H20 Info News
Environmentalists find toxic slick in St. Lawrence
Environmental groups are calling on the federal government to launch a criminal investigation of the City of Montreal after spotting a 400-metre-long toxic oil slick flowing into the St. Lawrence River.
Members of environmental groups Société pour Vaincre la Pollution (SVP) and the Environmental Bureau of Investigation (EBI) found the slick, which is normally contained by floating boons which have been removed for the winter, during what the groups call “a routine investigation” at the Technoparc Saint Laurent, an advanced technology research park situated on an old hazardous waste site in Greater Montreal.
Historically, the site was used to bury domestic and industrial waste until 1966. It was then covered with asphalt to be used as a parking lot for the Expo ’67 World’s Fair. Until 1972, it was used as a small city airport.

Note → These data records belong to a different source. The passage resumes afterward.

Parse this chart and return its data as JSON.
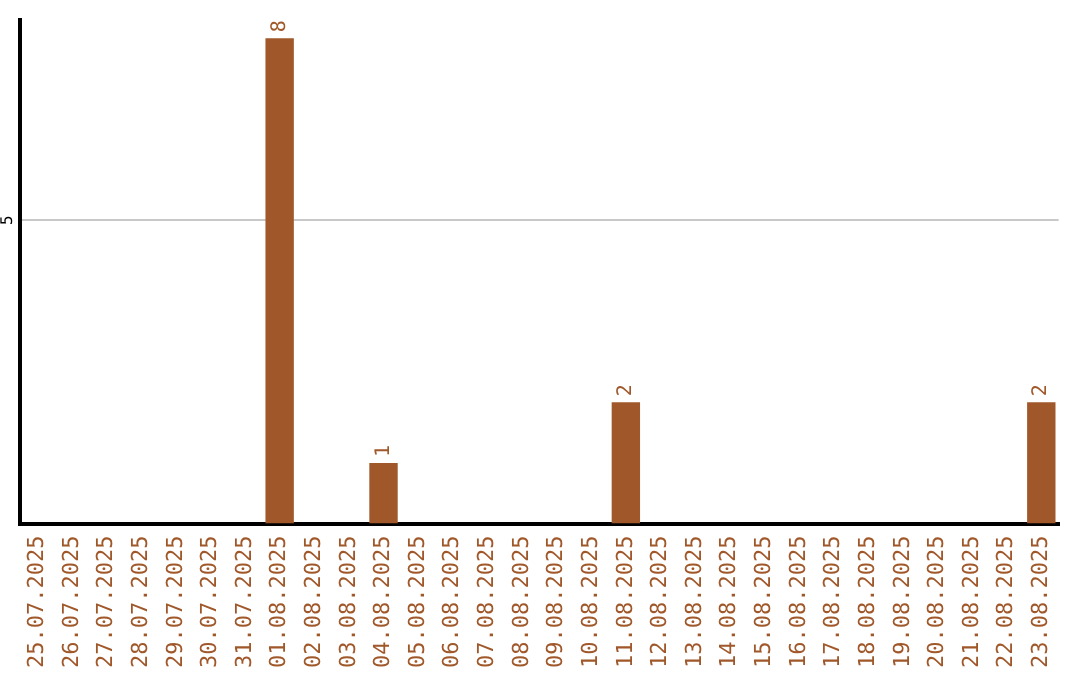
{
  "chart_data": {
    "type": "bar",
    "categories": [
      "25.07.2025",
      "26.07.2025",
      "27.07.2025",
      "28.07.2025",
      "29.07.2025",
      "30.07.2025",
      "31.07.2025",
      "01.08.2025",
      "02.08.2025",
      "03.08.2025",
      "04.08.2025",
      "05.08.2025",
      "06.08.2025",
      "07.08.2025",
      "08.08.2025",
      "09.08.2025",
      "10.08.2025",
      "11.08.2025",
      "12.08.2025",
      "13.08.2025",
      "14.08.2025",
      "15.08.2025",
      "16.08.2025",
      "17.08.2025",
      "18.08.2025",
      "19.08.2025",
      "20.08.2025",
      "21.08.2025",
      "22.08.2025",
      "23.08.2025"
    ],
    "values": [
      0,
      0,
      0,
      0,
      0,
      0,
      0,
      8,
      0,
      0,
      1,
      0,
      0,
      0,
      0,
      0,
      0,
      2,
      0,
      0,
      0,
      0,
      0,
      0,
      0,
      0,
      0,
      0,
      0,
      2
    ],
    "value_labels": [
      null,
      null,
      null,
      null,
      null,
      null,
      null,
      "8",
      null,
      null,
      "1",
      null,
      null,
      null,
      null,
      null,
      null,
      "2",
      null,
      null,
      null,
      null,
      null,
      null,
      null,
      null,
      null,
      null,
      null,
      "2"
    ],
    "color": "#a0582a",
    "ylim": [
      0,
      8.3
    ],
    "yticks": [
      5
    ],
    "grid": "y",
    "legend": false
  }
}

The city of Montreal assumed responsibility for the Technoparc site in the 1980s and decided to develop it into a park dedicated to research in advanced technology – the 30 million square foot Technoparc.
Société pour Vaincre la Pollution first noticed a continuous flow of hydrocarbons and toxic wastes into the St. Lawrence River from the old landfill site under the Technoparc during the summer and fall of 1988. Samples taken from the St. Lawrence River during earlier investigations at the Technoparc reveal PCBs discharging from the site at levels measuring 368 parts per billion – hundreds of thousands of times government guidelines.
In May 2000 the city announced it would build a kilometre-long underground wall to stop the contaminants and pump them out, but the project was apparently shelved for feasibility reasons. The day after the slick was discovered on January 20, the City reactivated the idea and issued a call for submissions to draw up plans.